La Self-Transcendence 3100 miglia è la corsa podistica più lunga del mondo.
È un poema epico, è la “parola” che definisce l’azione di corsa e, in un senso più ampio, è il “racconto” stesso. Sì perché correre 3100 miglia, ovvero 4.989 km, è un’opera colossale al pari di un componimento letterario e narra le gesta leggendarie del popolo del running, estrema visione di una identità che raffigura in parte tutti noi.
La Self-Transcendence 3100 miglia è organizzata dallo Sri Chinmoy Marathon Team e si svolge nel Queens, a New York, da giugno ad agosto di ogni anno.
Solo nel 2020, per motivi legati alla pandemia da Covid 19, si è svolta a Salisburgo in Austria, dove ha vinto l’italiano Andrea Marcato, 38 anni, originario di Dolo.
Andrea ha finito la gara impiegando 43 giorni, 12 ore, 7 minuti e 25 secondi, (9’36” al km nelle 18 ore al giorno, che poteva correre – perché la gara impone il passo di corsa o cammino dalle 6 del mattino a mezzanotte).
Lo Sri Chinmoy Marathon Team è una squadra che dai primi anni ottanta si è specializzata su gare di più giorni nell’area di New York. Nel 1985 la prima gara di 1000 miglia a Flushing Meadows Park, la prima del suo genere, presto seguita dall’Ultra Trio, una serie innovativa di gare di 700, 100 e 1300 miglia. Nel 1996 si è svolta la 2700 Mile Race, antenata della 3100 iniziata l’anno successivo.
Sri Chinmoy (1931-2007) era un insegnante spirituale, atleta, artista, musicista, poeta e umanitario. La sua enfasi sull’autotrascendenza e sul trionfo dello spirito umano fornì l’ispirazione che ha alimentato questa gara sin dal suo inizio.

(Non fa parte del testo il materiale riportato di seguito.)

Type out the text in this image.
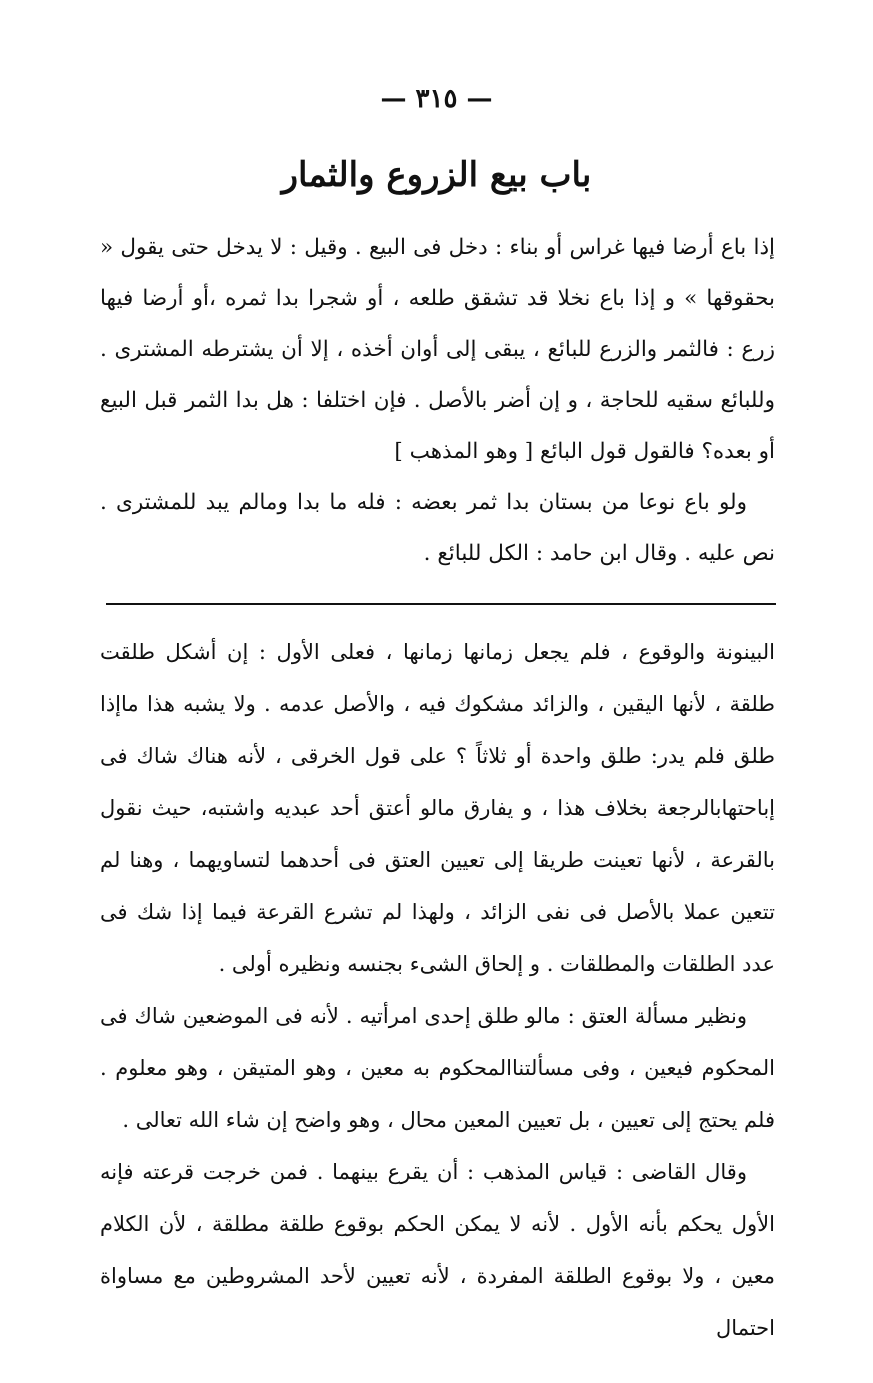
— ٣١٥ —
باب بيع الزروع والثمار

إذا باع أرضا فيها غراس أو بناء : دخل فى البيع . وقيل : لا يدخل حتى يقول « بحقوقها » و إذا باع نخلا قد تشقق طلعه ، أو شجرا بدا ثمره ،أو أرضا فيها زرع : فالثمر والزرع للبائع ، يبقى إلى أوان أخذه ، إلا أن يشترطه المشترى . وللبائع سقيه للحاجة ، و إن أضر بالأصل . فإن اختلفا : هل بدا الثمر قبل البيع أو بعده؟ فالقول قول البائع [ وهو المذهب ]

ولو باع نوعا من بستان بدا ثمر بعضه : فله ما بدا ومالم يبد للمشترى . نص عليه . وقال ابن حامد : الكل للبائع .

البينونة والوقوع ، فلم يجعل زمانها زمانها ، فعلى الأول : إن أشكل طلقت طلقة ، لأنها اليقين ، والزائد مشكوك فيه ، والأصل عدمه . ولا يشبه هذا ماإذا طلق فلم يدر: طلق واحدة أو ثلاثاً ؟ على قول الخرقى ، لأنه هناك شاك فى إباحتهابالرجعة بخلاف هذا ، و يفارق مالو أعتق أحد عبديه واشتبه، حيث نقول بالقرعة ، لأنها تعينت طريقا إلى تعيين العتق فى أحدهما لتساويهما ، وهنا لم تتعين عملا بالأصل فى نفى الزائد ، ولهذا لم تشرع القرعة فيما إذا شك فى عدد الطلقات والمطلقات . و إلحاق الشىء بجنسه ونظيره أولى .

ونظير مسألة العتق : مالو طلق إحدى امرأتيه . لأنه فى الموضعين شاك فى المحكوم فيعين ، وفى مسألتناالمحكوم به معين ، وهو المتيقن ، وهو معلوم . فلم يحتج إلى تعيين ، بل تعيين المعين محال ، وهو واضح إن شاء الله تعالى .

وقال القاضى : قياس المذهب : أن يقرع بينهما . فمن خرجت قرعته فإنه الأول يحكم بأنه الأول . لأنه لا يمكن الحكم بوقوع طلقة مطلقة ، لأن الكلام معين ، ولا بوقوع الطلقة المفردة ، لأنه تعيين لأحد المشروطين مع مساواة احتمال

Intervistato da Sports Illustrated nel 1990, il leggendario ultrarunner Yiannis Kouros dichiarò: “Senza Sri Chinmoy avremmo poche gare e poco futuro. È stato l’ancora di salvezza di questo sport”.
L’aspetto dell’autotrascendenza è particolarmente importante nell’ultrarunning. Nella nostra esperienza di corridori arriva un punto in una gara in cui la propria prestanza fisica ha raggiunto il limite. Per continuare, il corridore deve fare affidamento sulla determinazione interiore, per attingere all’infinito potere spirituale che è dentro tutti noi, che Sri Chinmoy chiama l’anima, il rappresentante dell’Essere Divino supremo.
La gara
Come abbiamo detto il percorso della Self-Transcendence è lungo 3.100 miglia (4.989 km). I corridori percorrono 5.649 giri dell’isolato del Queens – dalla 164a piazza ad Abigail Adams (84a) Avenue alla 168a strada fino alla Grand Central Parkway, una distanza di 0,5488 miglia (883 m).
Durante la gara le strade ovviamente sono aperte al traffico e i corridori hanno 52 giorni per completare la distanza, correndo dalle 6:00 di mattina a mezzanotte, una media di 59,62 miglia (95,95 km) ogni giorno.
Abbondanti pasti vegetariani e spuntini vengono preparati durante il giorno e serviti ai partecipanti. Ogni corridore ha a disposizione uno spazio in camper per le pause di riposo. La leggendaria attenzione ai dettagli del Marathon Team significa che ogni runner ha i servizi di cui ha bisogno, tra cui un ambiente pulito e sicuro e molti liquidi per rimanere idratati.
La corsa è incredibile e porta con sé tutta una serie di considerazioni sul perché corriamo. Su una visione che può essere distorta dello sport, focalizzazione lacerante di un processo che dovrebbe portare il corpo umano alla perfezione e, invece, visto da fuori, qui è distruzione.
Ma quante volte ce lo siamo sentiti dire che “fare tutte quelle maratone ti può far male“? Chi ce lo dice non corre, non pensa alla corsa, non sa com’è correre anche solo 10 km.
Punti di vista, le cose cambiano a seconda del punto di vista. Come quando sali su un punto alto della città e tutto ti sembra diverso eppure, lì sotto, c’è casa tua; ciò che è cambiata è la distanza da casa.
Ultima considerazione sui premi, che la dicono lunga sul perchè corriamo: in palio alla Self-Transcendence 3100 miglia ci sono in genere una maglietta, un DVD o un piccolo trofeo.
Correre in fondo è sempre un passo dopo l’altro.